Harga minyak dunia bergejolak usai Raja Saudi wafat
Penerus Raja Abdullah diprediksi tidak akan membawa perubahan kebijakan yang signifikan.
Harga minyak dunia diperdagangkan bervariasi sempit pada Jumat (Sabtu pagi WIB). Hal ini menyusul meninggalnya Raja Arab Saudi, produsen minyak terbesar OPEC. Serta, kekhawatiran tentang kerusuhan di Yaman.
Dilansir dari Antara, Sabtu (24/1), minyak mentah light sweet atau West Texas Intermediate (WTI) untuk pengiriman Maret di New York Mercantile Exchange, turun 72 sen menjadi USD 45,59 per barel, terendah baru dalam hampir enam tahun terakhir.
Di London, minyak mentah Brent North Sea untuk pengiriman Maret menetap di USD 48,79 per barel, naik 27 sen dari tingkat penutupan Kamis.
Raja Abdullah, yang berusia sekitar 90 tahun, meninggal pada Jumat pagi.

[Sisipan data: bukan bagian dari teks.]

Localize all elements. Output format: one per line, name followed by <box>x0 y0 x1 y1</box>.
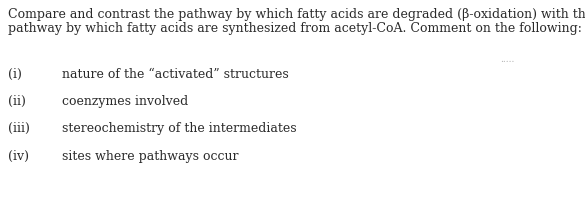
Text: (iii): (iii) <box>8 122 30 135</box>
Text: pathway by which fatty acids are synthesized from acetyl-CoA. Comment on the fol: pathway by which fatty acids are synthes… <box>8 22 582 35</box>
Text: sites where pathways occur: sites where pathways occur <box>62 150 239 163</box>
Text: stereochemistry of the intermediates: stereochemistry of the intermediates <box>62 122 297 135</box>
Text: (iv): (iv) <box>8 150 29 163</box>
Text: coenzymes involved: coenzymes involved <box>62 95 188 108</box>
Text: (i): (i) <box>8 68 22 81</box>
Text: (ii): (ii) <box>8 95 26 108</box>
Text: .....: ..... <box>500 55 514 64</box>
Text: nature of the “activated” structures: nature of the “activated” structures <box>62 68 289 81</box>
Text: Compare and contrast the pathway by which fatty acids are degraded (β-oxidation): Compare and contrast the pathway by whic… <box>8 8 585 21</box>
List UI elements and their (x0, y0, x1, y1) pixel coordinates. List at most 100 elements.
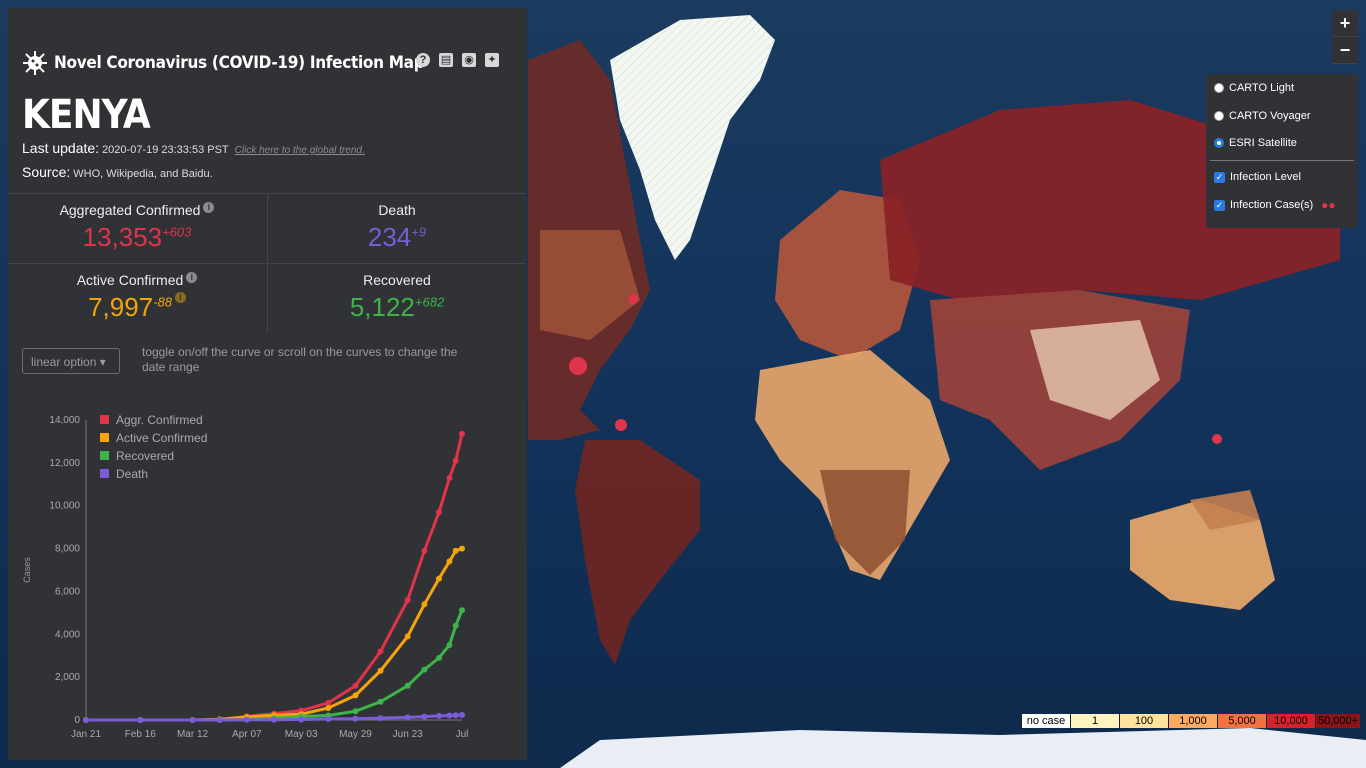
y-tick-label: 2,000 (55, 672, 80, 683)
data-point (421, 547, 428, 554)
x-tick-label: Feb 16 (125, 729, 157, 740)
y-tick-label: 8,000 (55, 544, 80, 555)
data-point (452, 457, 459, 464)
virus-logo-icon (23, 51, 47, 75)
infection-legend: no case 1 100 1,000 5,000 10,000 50,000+ (1021, 714, 1360, 728)
data-point (421, 713, 428, 720)
x-tick-label: Mar 12 (177, 729, 209, 740)
chart-legend-swatch (100, 433, 109, 442)
overlay-infection-cases[interactable]: ✓ Infection Case(s) ●● (1214, 198, 1336, 212)
data-point (421, 666, 428, 673)
info-icon[interactable]: i (174, 292, 186, 303)
europe (775, 190, 920, 360)
data-point (377, 667, 384, 674)
chart-legend-label: Death (116, 467, 148, 481)
x-tick-label: Jan 21 (71, 729, 101, 740)
data-point (452, 622, 459, 629)
divider (1210, 160, 1354, 161)
legend-item: 50,000+ (1315, 714, 1360, 728)
github-icon[interactable]: ◉ (462, 53, 476, 67)
stat-death: Death 234+9 (267, 193, 526, 263)
data-point (325, 716, 332, 723)
series-line (86, 713, 463, 722)
greenland (610, 15, 775, 260)
x-tick-label: May 03 (285, 729, 318, 740)
zoom-in-button[interactable]: + (1332, 10, 1358, 37)
legend-item: 1 (1070, 714, 1119, 728)
basemap-carto-voyager[interactable]: CARTO Voyager (1214, 110, 1311, 122)
chart-legend-swatch (100, 469, 109, 478)
data-point (404, 597, 411, 603)
info-icon[interactable]: i (203, 202, 215, 213)
stat-active-confirmed: Active Confirmed i 7,997-88 i (8, 263, 266, 333)
y-axis-label: Cases (22, 557, 32, 583)
case-markers (569, 294, 1222, 444)
info-icon[interactable]: i (186, 272, 198, 283)
y-tick-label: 0 (74, 715, 80, 726)
zoom-out-button[interactable]: − (1332, 37, 1358, 64)
data-point (436, 712, 443, 719)
x-tick-label: Jun 23 (393, 729, 423, 740)
data-point (352, 692, 359, 699)
chart-legend-label: Aggr. Confirmed (116, 413, 203, 427)
data-point (325, 699, 332, 706)
basemap-esri-satellite[interactable]: ESRI Satellite (1214, 137, 1297, 149)
users-icon: ●● (1321, 198, 1336, 212)
stat-recovered: Recovered 5,122+682 (267, 263, 526, 333)
australia (1130, 500, 1275, 610)
data-point (404, 682, 411, 689)
data-point (298, 716, 305, 723)
y-tick-label: 6,000 (55, 586, 80, 597)
legend-item: 100 (1119, 714, 1168, 728)
data-point (452, 712, 459, 719)
trend-chart[interactable]: 0 2,000 4,000 6,000 8,000 10,000 12,000 14,000 J… (22, 400, 472, 740)
data-point (404, 714, 411, 721)
data-point (459, 545, 465, 552)
series-line (86, 609, 464, 722)
data-point (446, 558, 453, 565)
data-point (83, 717, 89, 723)
chart-hint: toggle on/off the curve or scroll on the… (142, 345, 458, 374)
last-update: Last update: 2020-07-19 23:33:53 PST Click… (22, 140, 365, 156)
y-tick-label: 4,000 (55, 629, 80, 640)
data-point (377, 648, 384, 655)
chart-legend-swatch (100, 451, 109, 460)
zoom-control: + − (1332, 10, 1358, 64)
y-tick-label: 14,000 (49, 415, 80, 426)
chart-legend-label: Recovered (116, 449, 174, 463)
data-point (436, 509, 443, 516)
data-point (137, 717, 144, 723)
twitter-icon[interactable]: ✦ (485, 53, 499, 67)
data-point (325, 705, 332, 711)
data-point (436, 654, 443, 661)
data-point (271, 716, 277, 723)
data-point (243, 716, 250, 723)
chart-legend-swatch (100, 415, 109, 424)
data-point (421, 601, 428, 608)
help-icon[interactable]: ? (416, 53, 430, 67)
south-america (575, 440, 700, 665)
scale-dropdown[interactable]: linear option ▾ (22, 348, 120, 374)
legend-item: 5,000 (1217, 714, 1266, 728)
stat-aggregated-confirmed: Aggregated Confirmed i 13,353+603 (8, 193, 266, 263)
x-tick-label: May 29 (339, 729, 372, 740)
news-icon[interactable]: ▤ (439, 53, 453, 67)
y-tick-label: 12,000 (49, 458, 80, 469)
y-tick-label: 10,000 (49, 501, 80, 512)
overlay-infection-level[interactable]: ✓ Infection Level (1214, 171, 1301, 183)
x-tick-label: Apr 07 (232, 729, 262, 740)
stats-grid: Aggregated Confirmed i 13,353+603 Death 2… (8, 193, 527, 333)
country-name: KENYA (22, 92, 151, 138)
data-point (446, 642, 453, 648)
data-point (436, 575, 443, 582)
legend-item: 10,000 (1266, 714, 1315, 728)
data-point (459, 711, 465, 718)
global-trend-link[interactable]: Click here to the global trend. (234, 145, 365, 156)
data-point (352, 682, 359, 689)
data-point (189, 717, 196, 723)
legend-item: no case (1021, 714, 1070, 728)
x-tick-label: Jul (456, 729, 469, 740)
basemap-carto-light[interactable]: CARTO Light (1214, 82, 1294, 94)
data-point (352, 715, 359, 722)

Keluarga kerajaan bergerak cepat untuk menunjukkan kesinambungan dalam struktur kekuasaan dan kebijakan negara.
Saudara tiri Abdullah, Putra Mahkota Salman, ditunjuk sebagai raja baru dan, dalam pidato pertamanya sebagai raja, Salman berjanji untuk mempertahankan pendekatan yang sama terhadap pengekspor minyak dunia dan menyerukan persatuan antara negara-negara Arab.

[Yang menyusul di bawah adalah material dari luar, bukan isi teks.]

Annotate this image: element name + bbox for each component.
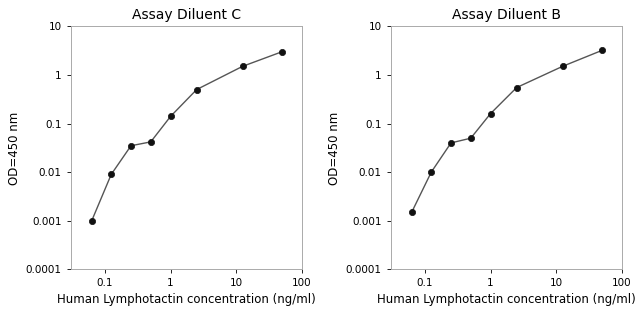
Y-axis label: OD=450 nm: OD=450 nm <box>8 111 21 185</box>
Y-axis label: OD=450 nm: OD=450 nm <box>328 111 341 185</box>
X-axis label: Human Lymphotactin concentration (ng/ml): Human Lymphotactin concentration (ng/ml) <box>377 293 636 306</box>
X-axis label: Human Lymphotactin concentration (ng/ml): Human Lymphotactin concentration (ng/ml) <box>57 293 316 306</box>
Title: Assay Diluent C: Assay Diluent C <box>132 8 241 22</box>
Title: Assay Diluent B: Assay Diluent B <box>452 8 561 22</box>
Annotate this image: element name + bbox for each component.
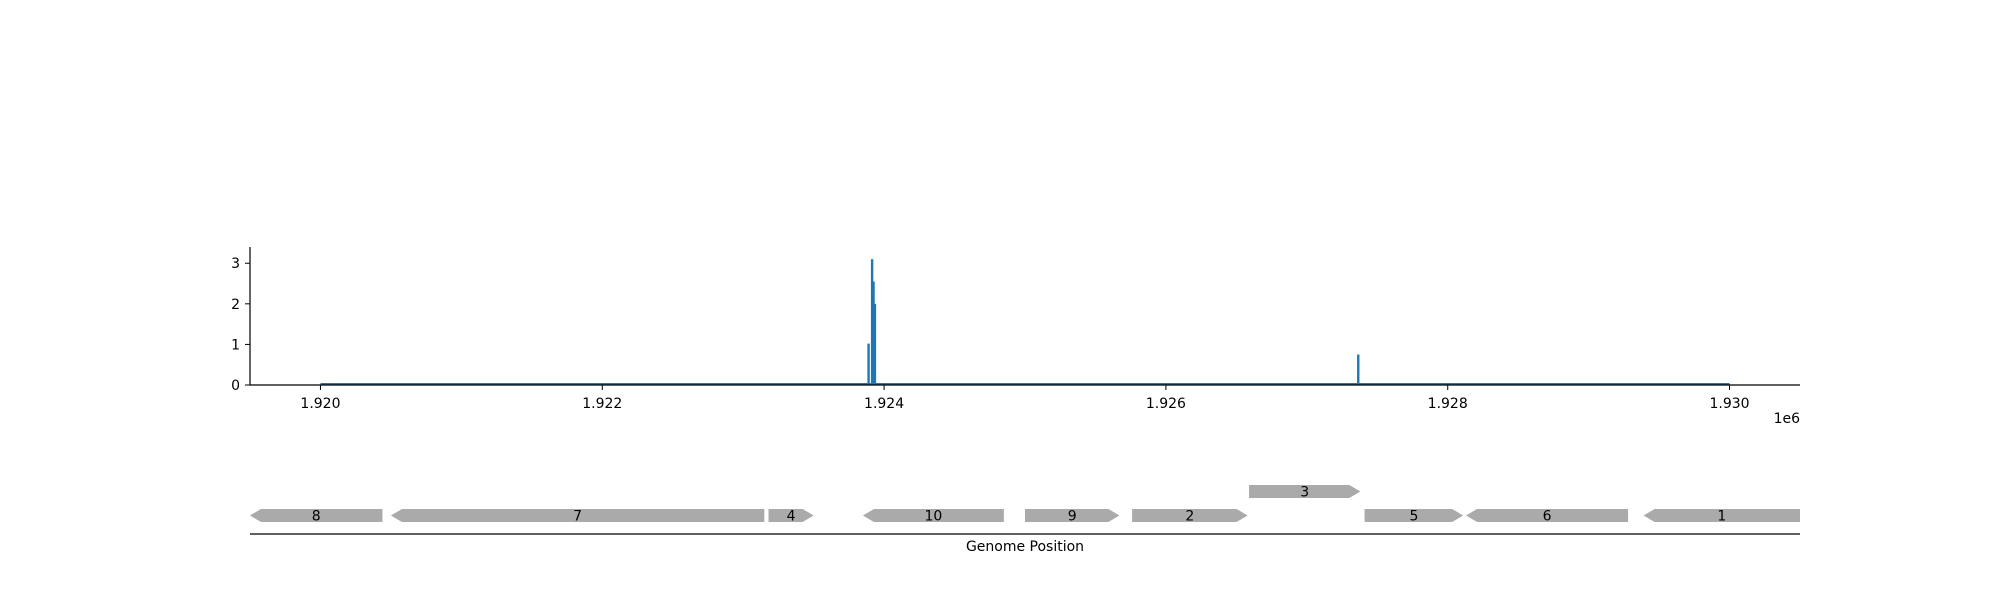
y-tick-label-0: 0	[231, 378, 240, 394]
gene-label-6: 6	[1543, 509, 1552, 525]
gene-arrow-6	[1466, 509, 1629, 522]
gene-arrow-8	[250, 509, 383, 522]
gene-arrows: 8 7 4 10 9 2 3 5 6 1	[250, 485, 1800, 525]
x-tick-label-3: 1.926	[1146, 396, 1186, 412]
coverage-bar-4	[1357, 354, 1360, 385]
gene-arrow-4	[768, 509, 814, 522]
gene-label-7: 7	[573, 509, 582, 525]
coverage-bar-2	[872, 281, 875, 385]
x-tick-label-1: 1.922	[582, 396, 622, 412]
gene-arrow-10	[862, 509, 1004, 522]
x-tick-label-2: 1.924	[864, 396, 904, 412]
gene-label-2: 2	[1185, 509, 1194, 525]
gene-arrow-3	[1249, 485, 1361, 498]
y-tick-label-2: 2	[231, 297, 240, 313]
y-tick-label-1: 1	[231, 337, 240, 353]
gene-label-4: 4	[787, 509, 796, 525]
gene-arrow-1	[1643, 509, 1800, 522]
gene-arrow-9	[1025, 509, 1120, 522]
coverage-bar-3	[873, 303, 877, 385]
gene-arrow-5	[1364, 509, 1464, 522]
x-axis-ticks: 1.920 1.922 1.924 1.926 1.928 1.930	[300, 385, 1750, 412]
coverage-panel: 0 1 2 3 1.920 1.922 1.924 1.926 1.928 1.930 1e6	[231, 247, 1800, 427]
gene-label-5: 5	[1409, 509, 1418, 525]
y-axis-ticks: 0 1 2 3	[231, 256, 250, 394]
gene-arrow-7	[390, 509, 765, 522]
x-axis-offset-label: 1e6	[1774, 411, 1801, 427]
gene-track-axis-label: Genome Position	[966, 539, 1084, 555]
x-tick-label-4: 1.928	[1428, 396, 1468, 412]
x-tick-label-5: 1.930	[1709, 396, 1749, 412]
gene-label-1: 1	[1717, 509, 1726, 525]
coverage-bars	[867, 259, 1360, 385]
x-tick-label-0: 1.920	[300, 396, 340, 412]
gene-label-9: 9	[1068, 509, 1077, 525]
gene-label-8: 8	[312, 509, 321, 525]
gene-label-10: 10	[924, 509, 942, 525]
gene-label-3: 3	[1300, 485, 1309, 501]
coverage-bar-0	[867, 343, 870, 385]
y-tick-label-3: 3	[231, 256, 240, 272]
coverage-bar-1	[870, 259, 874, 385]
gene-arrow-2	[1132, 509, 1248, 522]
gene-track: 8 7 4 10 9 2 3 5 6 1 Genome Position	[250, 485, 1800, 555]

"Atas kehendak Allah, kami akan melanjutkan semuanya yang pernah dilakukan Raja Abdullah," demikian pernyataan Raja Salman.
Sebagai produsen utama di Organisasi Negara Pengekspor Minyak (OPEC), Arab Saudi telah menjadi penggerak kekuatan di belakang penolakan kartel untuk memangkas produksinya.
Tim Evans dari Citi Futures mencatat bahwa Raja Salman telah menegaskan bahwa kebijakan luar negeri dan energi Arab Saudi tidak akan berubah, dengan Ali Al-Naimi tetap sebagai Menteri Energi.
Arab Saudi telah menolak desakan beberapa anggota dari 12 negara OPEC untuk memangkas produksinya. Mereka lebih memilih untuk menurunkan harga dalam upaya untuk meraih pangsa pasar.